Hi all, I just graduated and got my license. My first job is home health. My first week is over and I have found that I have a ton of questions if anyone doesn't mind taking the time to give me some input. 1) Where do you... Read More


  1. 0
    You are in a very dangerous situation & I would get outta there YESTERDAY!
  2. 0
    Don't risk your license for a sub-standard company.
  3. 0
    Hi Missy. It sounds as if you work for a very small home health agency as I do from the things that you have posted. I am the DON and we do go through what you are describing at times. My company does not have a large supply closet filled with all the supplies you can imagine. Actually we have basic supplies such as gauze, abd pads, kling, tape, tegaderm, duoderm, NS, wound cleaner; the BASICS like I said. If we do not have the supplies that are needed to provide care to a patient in the office, we will ask the nurse who has accepted the case if they can obtain those supplies and we reimburse them once they send the receipt in. Did your agency mention reimbursement? Items like picc line dressing should have been arranged by the insurance company to deliver to the patients home. Were you administering iv infusions. When the patient is in the hospital they send a referral to the patients insurance Co. The insurance is then responsible for making sure all special equipment and necessary supplies like picc dressings are sent to the patients home.

    In regard to drawing blood we do not go into a lab and obtain supplies. We use lab in a box and all the necessary equipment are in the boxes. Lab in a box is specifically geared for home care so your agency should know about it. If not, inform your supervisor about this and let them know it is free.

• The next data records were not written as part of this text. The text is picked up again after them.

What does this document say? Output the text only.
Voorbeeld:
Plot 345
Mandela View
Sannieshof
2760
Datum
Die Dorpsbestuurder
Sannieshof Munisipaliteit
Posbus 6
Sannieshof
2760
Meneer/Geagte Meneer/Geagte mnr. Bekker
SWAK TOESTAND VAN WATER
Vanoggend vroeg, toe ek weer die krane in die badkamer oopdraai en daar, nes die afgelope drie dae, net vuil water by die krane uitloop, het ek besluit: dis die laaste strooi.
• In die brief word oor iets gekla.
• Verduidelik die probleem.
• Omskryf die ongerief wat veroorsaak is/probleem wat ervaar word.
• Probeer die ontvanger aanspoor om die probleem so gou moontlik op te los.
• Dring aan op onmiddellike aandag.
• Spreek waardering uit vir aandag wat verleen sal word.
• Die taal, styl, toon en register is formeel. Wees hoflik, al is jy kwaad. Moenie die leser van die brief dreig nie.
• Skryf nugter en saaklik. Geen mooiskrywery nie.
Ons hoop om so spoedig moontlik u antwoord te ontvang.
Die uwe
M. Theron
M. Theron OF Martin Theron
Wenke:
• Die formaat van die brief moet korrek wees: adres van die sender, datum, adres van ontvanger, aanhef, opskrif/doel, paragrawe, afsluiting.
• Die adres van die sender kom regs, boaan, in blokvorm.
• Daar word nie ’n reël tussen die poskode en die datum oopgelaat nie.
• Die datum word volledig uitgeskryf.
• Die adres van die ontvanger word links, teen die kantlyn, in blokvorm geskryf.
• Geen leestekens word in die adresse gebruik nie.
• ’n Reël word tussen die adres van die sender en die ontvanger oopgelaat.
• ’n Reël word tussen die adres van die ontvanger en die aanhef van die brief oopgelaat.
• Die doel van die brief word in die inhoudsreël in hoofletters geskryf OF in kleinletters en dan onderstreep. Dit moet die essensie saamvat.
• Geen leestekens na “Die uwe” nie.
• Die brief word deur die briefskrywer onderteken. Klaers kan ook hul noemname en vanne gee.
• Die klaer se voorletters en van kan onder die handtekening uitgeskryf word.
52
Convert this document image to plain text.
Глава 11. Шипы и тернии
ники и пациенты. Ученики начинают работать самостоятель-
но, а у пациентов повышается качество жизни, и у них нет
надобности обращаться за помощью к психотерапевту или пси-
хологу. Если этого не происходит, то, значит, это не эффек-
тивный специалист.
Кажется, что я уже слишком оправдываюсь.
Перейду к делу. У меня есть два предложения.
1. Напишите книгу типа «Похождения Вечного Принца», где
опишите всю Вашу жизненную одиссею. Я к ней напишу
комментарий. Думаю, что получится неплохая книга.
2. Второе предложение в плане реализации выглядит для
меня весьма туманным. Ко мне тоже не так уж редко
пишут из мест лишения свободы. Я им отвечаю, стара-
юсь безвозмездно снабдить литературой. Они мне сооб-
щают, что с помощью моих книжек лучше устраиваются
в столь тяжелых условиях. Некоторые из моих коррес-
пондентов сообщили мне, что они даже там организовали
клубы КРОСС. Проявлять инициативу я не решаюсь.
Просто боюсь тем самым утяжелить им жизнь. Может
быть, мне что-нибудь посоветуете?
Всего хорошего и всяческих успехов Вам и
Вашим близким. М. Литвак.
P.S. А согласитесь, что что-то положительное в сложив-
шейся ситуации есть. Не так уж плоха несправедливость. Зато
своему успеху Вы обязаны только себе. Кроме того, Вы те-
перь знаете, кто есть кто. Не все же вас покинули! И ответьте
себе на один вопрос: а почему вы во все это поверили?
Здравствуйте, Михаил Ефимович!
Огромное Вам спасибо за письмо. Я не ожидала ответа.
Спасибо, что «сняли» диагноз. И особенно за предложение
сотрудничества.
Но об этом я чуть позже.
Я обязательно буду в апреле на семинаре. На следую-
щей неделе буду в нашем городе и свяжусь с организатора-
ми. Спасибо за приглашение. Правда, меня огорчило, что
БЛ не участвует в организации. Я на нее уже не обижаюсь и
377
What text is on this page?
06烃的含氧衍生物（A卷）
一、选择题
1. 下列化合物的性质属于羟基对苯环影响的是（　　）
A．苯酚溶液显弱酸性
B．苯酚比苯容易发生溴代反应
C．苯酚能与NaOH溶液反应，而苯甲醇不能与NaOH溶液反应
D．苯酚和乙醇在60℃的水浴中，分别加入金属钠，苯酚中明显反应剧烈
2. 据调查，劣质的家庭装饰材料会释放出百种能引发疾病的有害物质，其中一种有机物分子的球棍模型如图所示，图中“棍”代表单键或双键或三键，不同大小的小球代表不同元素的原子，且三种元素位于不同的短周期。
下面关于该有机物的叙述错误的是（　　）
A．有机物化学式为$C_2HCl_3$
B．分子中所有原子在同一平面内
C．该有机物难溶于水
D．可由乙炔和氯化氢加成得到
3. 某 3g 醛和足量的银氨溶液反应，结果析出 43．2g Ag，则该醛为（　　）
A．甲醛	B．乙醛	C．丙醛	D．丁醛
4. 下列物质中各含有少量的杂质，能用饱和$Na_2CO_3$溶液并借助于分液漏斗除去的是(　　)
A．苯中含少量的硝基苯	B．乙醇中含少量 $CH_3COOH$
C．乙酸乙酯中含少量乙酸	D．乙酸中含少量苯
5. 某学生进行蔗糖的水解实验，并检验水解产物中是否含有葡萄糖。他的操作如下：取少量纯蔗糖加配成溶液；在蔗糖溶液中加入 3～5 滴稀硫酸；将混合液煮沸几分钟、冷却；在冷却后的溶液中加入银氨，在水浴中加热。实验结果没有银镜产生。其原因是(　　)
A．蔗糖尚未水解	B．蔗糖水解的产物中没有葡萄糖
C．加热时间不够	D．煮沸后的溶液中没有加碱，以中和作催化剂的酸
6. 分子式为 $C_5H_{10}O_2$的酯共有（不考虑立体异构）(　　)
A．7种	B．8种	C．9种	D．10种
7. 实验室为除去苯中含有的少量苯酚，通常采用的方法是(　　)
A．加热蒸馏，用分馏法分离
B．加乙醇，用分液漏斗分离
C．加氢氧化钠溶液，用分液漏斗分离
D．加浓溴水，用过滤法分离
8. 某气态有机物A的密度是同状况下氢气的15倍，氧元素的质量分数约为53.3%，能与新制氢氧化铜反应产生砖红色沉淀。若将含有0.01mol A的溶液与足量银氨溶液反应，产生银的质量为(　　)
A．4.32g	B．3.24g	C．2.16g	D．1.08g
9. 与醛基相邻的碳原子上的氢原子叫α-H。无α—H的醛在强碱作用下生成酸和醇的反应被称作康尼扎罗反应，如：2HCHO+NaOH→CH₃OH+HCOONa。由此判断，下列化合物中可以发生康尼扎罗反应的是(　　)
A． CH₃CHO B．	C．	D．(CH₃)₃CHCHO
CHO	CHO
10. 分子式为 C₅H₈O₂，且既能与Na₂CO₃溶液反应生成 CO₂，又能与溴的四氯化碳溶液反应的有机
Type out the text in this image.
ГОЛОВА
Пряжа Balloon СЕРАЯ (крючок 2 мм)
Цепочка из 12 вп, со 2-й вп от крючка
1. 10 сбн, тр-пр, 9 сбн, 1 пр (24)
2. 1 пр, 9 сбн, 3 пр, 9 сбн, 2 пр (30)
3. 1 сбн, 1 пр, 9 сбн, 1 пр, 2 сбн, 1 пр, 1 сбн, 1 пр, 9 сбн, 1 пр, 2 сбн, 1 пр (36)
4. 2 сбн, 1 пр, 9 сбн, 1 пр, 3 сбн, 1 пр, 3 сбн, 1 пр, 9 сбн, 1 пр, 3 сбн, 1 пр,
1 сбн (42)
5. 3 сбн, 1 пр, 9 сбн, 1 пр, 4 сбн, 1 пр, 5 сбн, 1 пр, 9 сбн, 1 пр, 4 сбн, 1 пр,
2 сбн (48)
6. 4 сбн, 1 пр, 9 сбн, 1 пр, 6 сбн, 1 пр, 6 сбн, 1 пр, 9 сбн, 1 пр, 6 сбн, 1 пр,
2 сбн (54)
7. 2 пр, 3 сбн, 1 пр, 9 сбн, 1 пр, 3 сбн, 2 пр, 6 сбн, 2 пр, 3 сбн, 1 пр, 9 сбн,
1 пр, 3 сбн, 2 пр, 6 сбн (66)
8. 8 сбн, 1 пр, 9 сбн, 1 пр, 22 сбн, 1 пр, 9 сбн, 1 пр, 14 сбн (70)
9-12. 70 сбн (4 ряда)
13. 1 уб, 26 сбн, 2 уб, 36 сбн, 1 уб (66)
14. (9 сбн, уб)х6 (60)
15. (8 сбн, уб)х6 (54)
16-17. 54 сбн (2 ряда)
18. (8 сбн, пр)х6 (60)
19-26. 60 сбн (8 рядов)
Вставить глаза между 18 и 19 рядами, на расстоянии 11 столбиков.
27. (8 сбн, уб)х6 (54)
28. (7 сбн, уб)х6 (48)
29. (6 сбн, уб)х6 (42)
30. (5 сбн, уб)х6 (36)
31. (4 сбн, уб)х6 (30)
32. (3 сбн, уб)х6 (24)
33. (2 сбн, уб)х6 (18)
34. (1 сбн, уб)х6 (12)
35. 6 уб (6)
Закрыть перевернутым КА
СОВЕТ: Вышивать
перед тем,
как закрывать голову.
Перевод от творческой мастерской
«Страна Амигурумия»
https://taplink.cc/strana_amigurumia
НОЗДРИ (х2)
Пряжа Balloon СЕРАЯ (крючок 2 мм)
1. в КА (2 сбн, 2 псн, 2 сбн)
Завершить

    Now in regard to pay, my agency does not pay for mileage either. We pay per visit and how we think of it is as an hourly rate. 98% of the time a visit does not take more than an hour to complete so that per visit rate if you think of it as an hourly rate is not too bad. Again we do not pay mileage and that its because we ask our nurses how far they are willing to travel and staff them when we have cases within those areas. If they accept a case farther than they have agreed upon we will increase power visit fee to accommodate gas cost.

    I am not here to defend your agency because they may be as bad as they sound but I just wanted to explain from the agencies stand point. Hope this has cleared some things up for you.
  4. 2
    IMHO (and experience), a visit including the documentation takes about 45 minutes. That leaves about 15 minutes for travel both ways. So, if I worked for your agency, I would never accept a case that was more that 7 1/2 minutes (5 miles) away from my home. The mileage pay is to cover the wear and tear on your car. The IRS standard deductible mileage rate for January 2013 is 56.5 cents per mile. Most agencies pay about .50 cents per mile. You are really screwing your nurses!
    SE_BSN_RN and LaRN like this.
  5. 1
    Also- if they aren't paying your mileage, get a log ad write your miles down so you can deduct them.
    KelRN215 likes this.
  6. 2
    I would leave like YESTERDAY.. You are a new grad with no experience. You need training and the lack of it will not protect you if/when something goes wrong because A.. you did not receive the proper training and B.. you are not given the proper supplies needed for the job at hand ie: the PICC dressing. A central line dressing is a sterile dressing change and CVS does not have the needed supplies. You are responsible for your own actions regardless. That agency is putting you at risk.

    I wish you the best and hope you find something with better supplies, training and support.
    SE_BSN_RN and KelRN215 like this.
  7. 2
    Quote from mother1strn2nd
    If we do not have the supplies that are needed to provide care to a patient in the office, we will ask the nurse who has accepted the case if they can obtain those supplies and we reimburse them once they send the receipt in.
    that seems so unprofessional to me. whether it is a small agency or a big agency, they should be able to obtain the supplies a patient needs without making the nurse "shop" on her own time. I would resent being asked to do this.
    SE_BSN_RN and KelRN215 like this.
  8. 0
    Quote from LaRN

    that seems so unprofessional to me. whether it is a small agency or a big agency, they should be able to obtain the supplies a patient needs without making the nurse "shop" on her own time. I would resent being asked to do this.
    Many of our nurses live on average an hour away from the office. Many times they do not want to drive to the office to pick up supplies and may be inconvenient for them, especially if they have accepted a
    Case and Soc is the next day.
  9. 0
    Does anyone have viewpoints on whether home health nursing is better than possibly seeking employment in the hospital?? Thanks...
  10. 2
    I absolutely love HH nursing. The flexibility, being able to work with a team to take care of ALL of the patients needs (not just what I can get done in my 12 hr shift), being able to make my own schedule. I also enjoy the independence I have to make my own decisions. HH nurses have so much independence. Often times the docs send a patient our way asking for our opinions. I like being able to admit a patient, see them recover (mostly) and then discharging them and actually seeing the fruits of our labor.
    KelRN215 and paradiseboundRN like this.